Me toco el cuello y mi guardapelo no está por ninguna parte. ¡Vaya momento!
El Abuelo dispara más veces y rompe momentáneamente la formación de la manada a su alrededor, pero no se distraen por mucho tiempo.
El lobo más grande de todos inmoviliza a la loba en el suelo, enseña los dientes y levanta las zarpas para atacarla. Pero antes de que pueda hacerlo, un gruñido bajo, casi vibrante, llena el aire, poniéndome la piel de gallina.

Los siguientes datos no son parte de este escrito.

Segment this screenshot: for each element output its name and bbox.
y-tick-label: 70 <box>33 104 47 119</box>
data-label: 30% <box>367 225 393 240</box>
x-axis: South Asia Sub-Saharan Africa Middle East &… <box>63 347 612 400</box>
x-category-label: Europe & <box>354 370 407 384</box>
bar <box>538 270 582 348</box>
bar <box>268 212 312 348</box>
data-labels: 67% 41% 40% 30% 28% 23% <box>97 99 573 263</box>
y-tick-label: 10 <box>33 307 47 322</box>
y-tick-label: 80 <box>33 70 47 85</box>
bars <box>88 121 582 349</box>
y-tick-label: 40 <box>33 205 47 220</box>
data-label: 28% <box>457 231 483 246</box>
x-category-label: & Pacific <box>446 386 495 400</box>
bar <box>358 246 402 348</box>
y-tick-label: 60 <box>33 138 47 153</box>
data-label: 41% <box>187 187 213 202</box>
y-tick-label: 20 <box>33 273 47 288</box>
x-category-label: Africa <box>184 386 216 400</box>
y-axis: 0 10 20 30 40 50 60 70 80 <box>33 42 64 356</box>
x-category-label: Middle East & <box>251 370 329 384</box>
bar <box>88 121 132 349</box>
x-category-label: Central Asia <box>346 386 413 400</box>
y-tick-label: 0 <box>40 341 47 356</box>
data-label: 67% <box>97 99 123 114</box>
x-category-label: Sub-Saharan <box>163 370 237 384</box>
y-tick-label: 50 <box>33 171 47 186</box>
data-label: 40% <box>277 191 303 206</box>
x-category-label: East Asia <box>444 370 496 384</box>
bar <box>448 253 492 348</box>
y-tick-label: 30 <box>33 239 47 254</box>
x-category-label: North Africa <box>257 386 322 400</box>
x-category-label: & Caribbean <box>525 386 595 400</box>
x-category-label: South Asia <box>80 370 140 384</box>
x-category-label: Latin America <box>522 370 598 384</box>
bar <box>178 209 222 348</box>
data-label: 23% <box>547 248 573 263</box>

El gruñido es tan autoritario y controlador que podría poner de rodillas a cualquiera, y así, sin más, los hombres lobo que rodeaban a la loba se dispersan y se apartan de ella, revelando a Grey.
Sus ojos brillan con un tono morado antes de que gruña y se abalance sobre los hombres lobo enemigos. Les parte el cuello con un solo apretón de su mandíbula y caen al suelo con la cabeza inerte. Les arranca las extremidades de sus cuerpos y les da cabezazos tan fuertes que se les caen los dientes.
Los ojos me escuecen por las lágrimas de alivio al verlo. Ha vuelto. Él también debe de haber sentido la trampa.
Todos los hombres lobo se recuperan rápidamente, igual que antes, pero esta vez, su lenguaje corporal transmite miedo. Están claramente intimidados y aterrorizados por Grey. Por Cyrus.
Tomad esa, criaturas. Ese es mi chico.
Todos los hombres lobo salen huyendo en cuanto se recuperan, con el rabo entre las piernas.